98% of Americans have PFAS – human-made chemicals common in water-resistant and non-stick products – In their blood. One source of exposure can be drinking water. The U.S. EPA and some states have set guidelines; however, there are no enforceable federal standards for PFAS levels in drinking water. But you, as a private well owner, can take steps to protect your family’s health. Determine if there is known contamination to the water in your area. If so, explore available treatment options.

Are There PFAS in My Well Water?

As a homeowner or renter, you are rarely required to test your well water and likely have never tested for PFAS. If you live near PFAS-­producing industrial plants, military bases, firefighting training areas, or municipal airports that use PFAS-containing firefighting foam, testing is warranted. Contact your local, county, or state health officials. Seek guidance on which labs are certified to test for PFAS. Ask what the cost might be and if funding assistance is available. *

*Cape Code residents well water testing information.

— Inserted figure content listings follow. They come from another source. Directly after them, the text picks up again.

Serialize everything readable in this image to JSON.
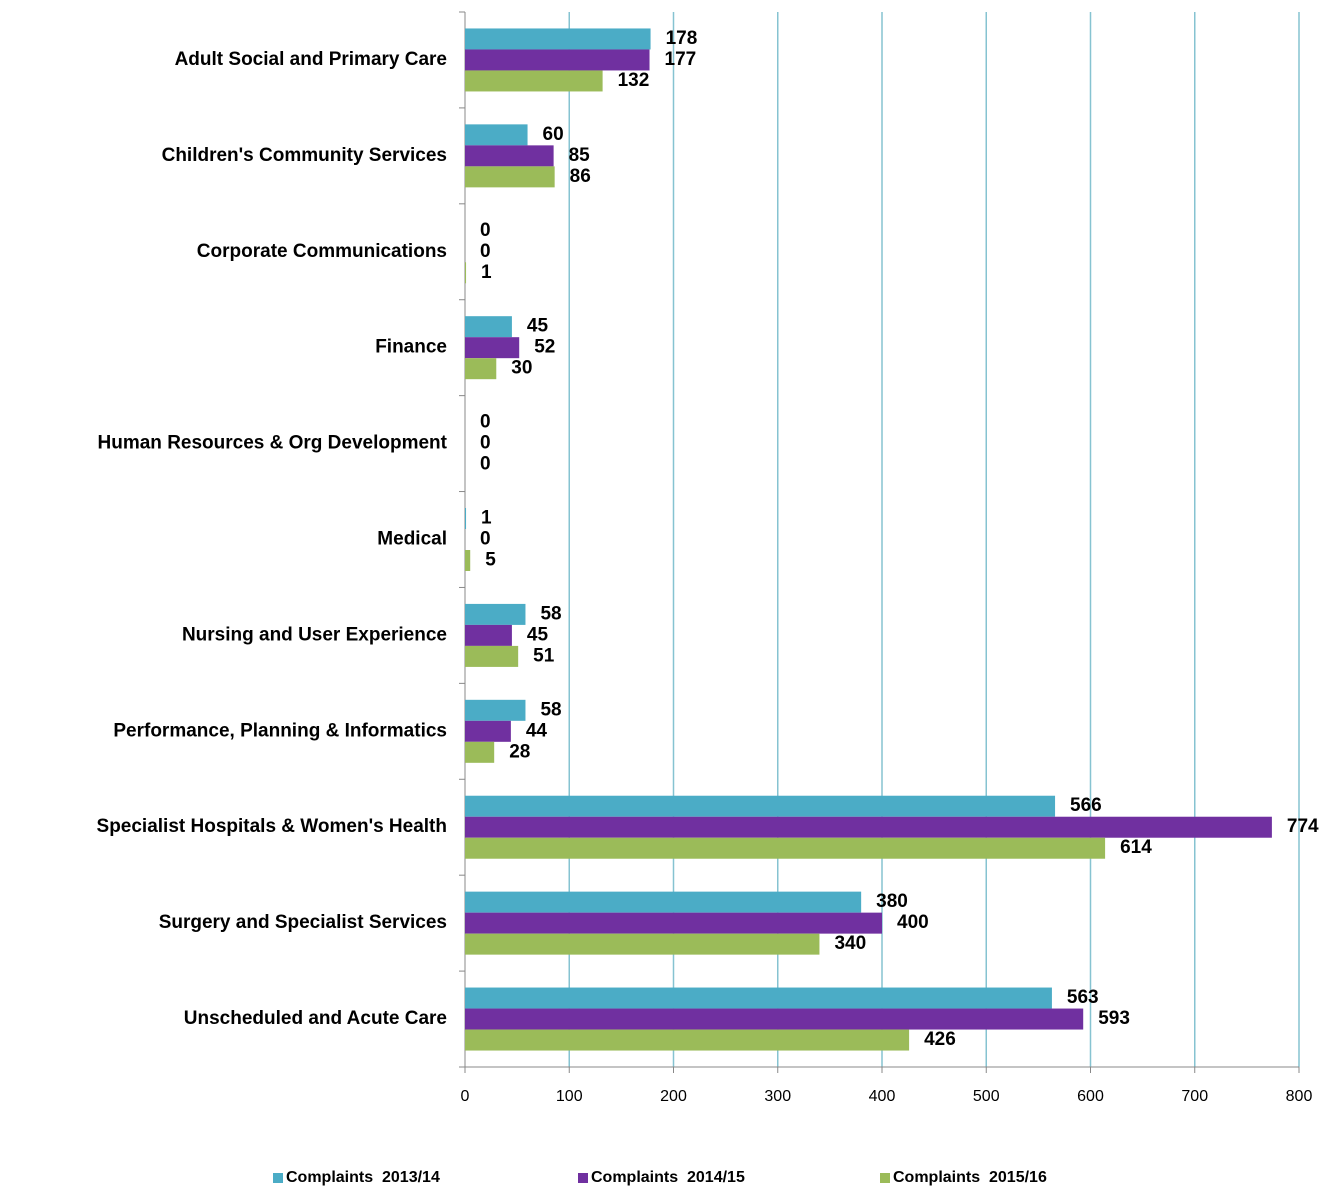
{
  "chart_data": {
    "type": "hbar",
    "categories": [
      "Adult Social and Primary Care",
      "Children's Community Services",
      "Corporate Communications",
      "Finance",
      "Human Resources & Org Development",
      "Medical",
      "Nursing and User Experience",
      "Performance, Planning & Informatics",
      "Specialist Hospitals & Women's Health",
      "Surgery and Specialist Services",
      "Unscheduled and Acute Care"
    ],
    "series": [
      {
        "name": "Complaints  2013/14",
        "color": "#4bacc6",
        "values": [
          178,
          60,
          0,
          45,
          0,
          1,
          58,
          58,
          566,
          380,
          563
        ]
      },
      {
        "name": "Complaints  2014/15",
        "color": "#7030a0",
        "values": [
          177,
          85,
          0,
          52,
          0,
          0,
          45,
          44,
          774,
          400,
          593
        ]
      },
      {
        "name": "Complaints  2015/16",
        "color": "#9bbb59",
        "values": [
          132,
          86,
          1,
          30,
          0,
          5,
          51,
          28,
          614,
          340,
          426
        ]
      }
    ],
    "xlim": [
      0,
      800
    ],
    "xticks": [
      0,
      100,
      200,
      300,
      400,
      500,
      600,
      700,
      800
    ],
    "grid": true,
    "legend": "bottom"
  }
}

What If There Are PFAS in My Well Water?

If your water exceeds a state or federal guideline, the short-term solution is to switch to drinking bottled water. Check online for PFAS-free brands. Boiling does not remove PFAS and can instead concentrate the chemicals. The long-term solution is a home water treatment system. The most common PFAS chemicals, PFOS and PFOA, can be removed by either activated carbon filters or reverse osmosis systems. NSF International ( certifies treatment systems for PFOS and PFOA removal under its protocol P473. But remember: your treatment system will only be as effective as your regular maintenance.

Should I Treat More Than Drinking Water?

If your well has PFAS contamination, you can treat all the water coming into your home, or just treat water used for drinking and cooking, which are the largest sources of exposure. For example, there is less exposure from eating backyard garden produce grown with PFAS-contaminated water and low to no exposure from showering, laundering, and dishwashing. Consider the potential impacts of PFAS exposure as you choose the best well water treatment option for your family’s protection.